FCA rules on admission to UK regulated markets and UK primary MTFs

  • Broadly, the FCA has adopted the rules proposed in its consultation, with some changes in the specifics. The new rules will therefore require a prospectus to be published when a company seeks admission of its shares for the first time to trading on a UK regulated market, such as the London Stock Exchange’s main market, or a UK primary MTF that retail investors can access, such as AIM or the AQSE Growth Market (other than for certain simplified routes to admission).
    • The content requirements for a prospectus for admission to a UK regulated market (which, as now, would require FCA approval), will be largely the same as the current requirements based on the EU-derived Prospectus Regulation and related regulations. As a result, prospectus documents, together with the associated rights and obligations, will remain largely unaltered. However, as outlined in the consultation paper, there will be some important changes, most notably in relation to clearly demarcated ‘protected forward-looking statements’ (PFLSs) (where liability will be based on a fraud standard, rather than a negligence standard, provided the statement is within the scope of the FCA’s three-part approach, as originally proposed in its consultation). The prospectus summary will also see an increase to a maximum of 10 pages and other minor changes. The FCA plans to consult later in 2025 on additional guidance for PFLSs, working capital statements (which will still be required), complex financial histories and the new content requirements for climate-related disclosures. As proposed in the consultation, to encourage companies to include retail investors in fundraisings, an IPO prospectus will only need to be available for three working days before the offer ends, rather than the current six.
    • Under the POATRs, an MTF admission prospectus will be subject to the same statutory responsibility and compensation provisions as apply to a prospectus for admission to a UK regulated market. However, primary MTFs such as AIM and the AQSE Growth Market will be able to set their own content and approval requirements for an MTF admission prospectus within the framework of the POATRs and the FCA’s rules. In particular, the FCA’s rules address the responsibility attaching to producing an MTF admission prospectus, supplementary MTF admission prospectuses, withdrawal rights, PFLSs and advertisements. As it originally proposed, the FCA has decided to base these broadly on the equivalent rules for admissions to UK regulated markets, with adjustments to reflect the remit of primary MTFs to determine the content of MTF admission prospectuses. Alongside these changes, the London Stock Exchange is considering some potentially deregulatory changes to the AIM rules designed to enhance the attractiveness of AIM as a market.
  • In relation to further issues of shares already admitted to trading:
    • The most significant change will be for secondary issues of shares already admitted to trading on a UK regulated market. Despite receiving mixed feedback to this proposal, the FCA intends to proceed as planned with only requiring a company to publish a prospectus for further issues of these shares if (over a 12-month period) they are equal to 75% or more of shares already admitted to trading. This is a significant increase from the current threshold of 20% and, as the FCA acknowledges, sets the UK regime apart from the EU-equivalent rules (where the EU has opted to make different changes, requiring publication of a further prospectus at the 30% threshold for the first 18 months after IPO and a summary document with a maximum length of 11 pages after that). However, the FCA will still be able to approve a prospectus to be published on a voluntary basis below the 75% threshold (which could be a simplified or full prospectus) if, for example, one is required for an international offering. For further issues by closed-ended funds, a higher threshold of 100% will apply. An issue of qualifying C Shares below this threshold will also not require a new prospectus. Following feedback, the FCA has opted not to impose different disclosure rules where a company in financial difficulties is proposing a rescue financing.
    • The FCA’s framework rules will not require a company with shares admitted to AIM or another primary MTF to publish a prospectus for a further issue of these shares (other than for certain types of reverse takeover), or, in a departure from its rules for UK regulated markets, for the issue of a new class of shares. However, the relevant MTF will be able to make its own rules on secondary offerings, if it wishes to do so.

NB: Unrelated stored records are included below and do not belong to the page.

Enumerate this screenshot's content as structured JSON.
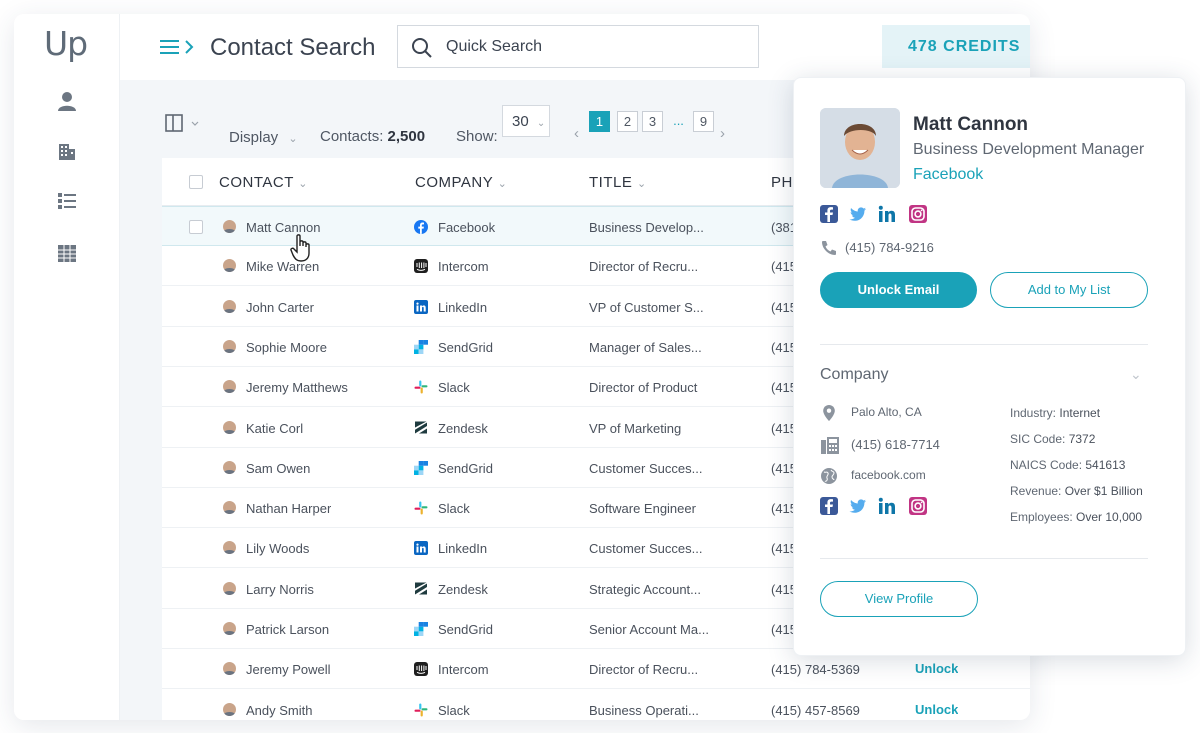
{
  "brand": {
    "logo": "Up",
    "accent": "#1aa2b8"
  },
  "topbar": {
    "title": "Contact Search",
    "search_placeholder": "Quick Search",
    "credits": "478 CREDITS"
  },
  "rail": [
    "person-icon",
    "building-icon",
    "list-icon",
    "grid-icon"
  ],
  "toolbar": {
    "display_label": "Display",
    "contacts_label": "Contacts:",
    "contacts_count": "2,500",
    "show_label": "Show:",
    "show_value": "30",
    "pages": [
      "1",
      "2",
      "3",
      "...",
      "9"
    ],
    "current_page": "1"
  },
  "table": {
    "columns": [
      "CONTACT",
      "COMPANY",
      "TITLE",
      "PH"
    ],
    "rows": [
      {
        "name": "Matt Cannon",
        "company": "Facebook",
        "title": "Business Develop...",
        "phone": "(381",
        "action": ""
      },
      {
        "name": "Mike Warren",
        "company": "Intercom",
        "title": "Director of Recru...",
        "phone": "(415",
        "action": ""
      },
      {
        "name": "John Carter",
        "company": "LinkedIn",
        "title": "VP of Customer S...",
        "phone": "(415",
        "action": ""
      },
      {
        "name": "Sophie Moore",
        "company": "SendGrid",
        "title": "Manager of Sales...",
        "phone": "(415",
        "action": ""
      },
      {
        "name": "Jeremy Matthews",
        "company": "Slack",
        "title": "Director of Product",
        "phone": "(415",
        "action": ""
      },
      {
        "name": "Katie Corl",
        "company": "Zendesk",
        "title": "VP of Marketing",
        "phone": "(415",
        "action": ""
      },
      {
        "name": "Sam Owen",
        "company": "SendGrid",
        "title": "Customer Succes...",
        "phone": "(415",
        "action": ""
      },
      {
        "name": "Nathan Harper",
        "company": "Slack",
        "title": "Software Engineer",
        "phone": "(415",
        "action": ""
      },
      {
        "name": "Lily Woods",
        "company": "LinkedIn",
        "title": "Customer Succes...",
        "phone": "(415",
        "action": ""
      },
      {
        "name": "Larry Norris",
        "company": "Zendesk",
        "title": "Strategic Account...",
        "phone": "(415",
        "action": ""
      },
      {
        "name": "Patrick Larson",
        "company": "SendGrid",
        "title": "Senior Account Ma...",
        "phone": "(415",
        "action": ""
      },
      {
        "name": "Jeremy Powell",
        "company": "Intercom",
        "title": "Director of Recru...",
        "phone": "(415) 784-5369",
        "action": "Unlock"
      },
      {
        "name": "Andy Smith",
        "company": "Slack",
        "title": "Business Operati...",
        "phone": "(415) 457-8569",
        "action": "Unlock"
      }
    ]
  },
  "panel": {
    "name": "Matt Cannon",
    "title": "Business Development Manager",
    "company": "Facebook",
    "phone": "(415) 784-9216",
    "unlock_email": "Unlock Email",
    "add_to_list": "Add to My List",
    "company_section": "Company",
    "location": "Palo Alto, CA",
    "company_phone": "(415) 618-7714",
    "website": "facebook.com",
    "details": [
      {
        "label": "Industry:",
        "value": "Internet"
      },
      {
        "label": "SIC Code:",
        "value": "7372"
      },
      {
        "label": "NAICS Code:",
        "value": "541613"
      },
      {
        "label": "Revenue:",
        "value": "Over $1 Billion"
      },
      {
        "label": "Employees:",
        "value": "Over 10,000"
      }
    ],
    "view_profile": "View Profile"
  }
}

Where a prospectus is not required for a follow-on offering, the FCA has opted not to require publication of a shorter disclosure document. However, companies will still need to be mindful of their obligations under the Market Abuse Regulation and the FCA’s Disclosure Guidance and Transparency Rules (as well as financial promotion rules), and to ensure they do not publish information that is inaccurate or misleading, or that omits important information.

  • In relation to takeovers where the consideration includes equity securities that are to be admitted to trading, as originally proposed, the FCA will retain the current concept of ‘exemption documents’, but plans to consult further in 2025 on guidance for their content.
  • Alongside these reforms, the FCA is making some changes to its rules designed to streamline the listing process. This includes removing the need to apply to the FCA to admit to listing a follow-on issue of the same class of shares, which will instead occur automatically. Companies will still need to obtain admission of the shares to trading on the market (within 60 days of allotment, or for overseas companies with a secondary listing, within 365 days of allotment), and to notify the admission to trading (within the subsequent 60 days).

Next steps

  • The FCA plans further work to amend the prospectus-related guidance in its Knowledge Base during the remainder of 2025 and anticipates its new rules will come into force on 19 January 2026, alongside the broader POATRs framework.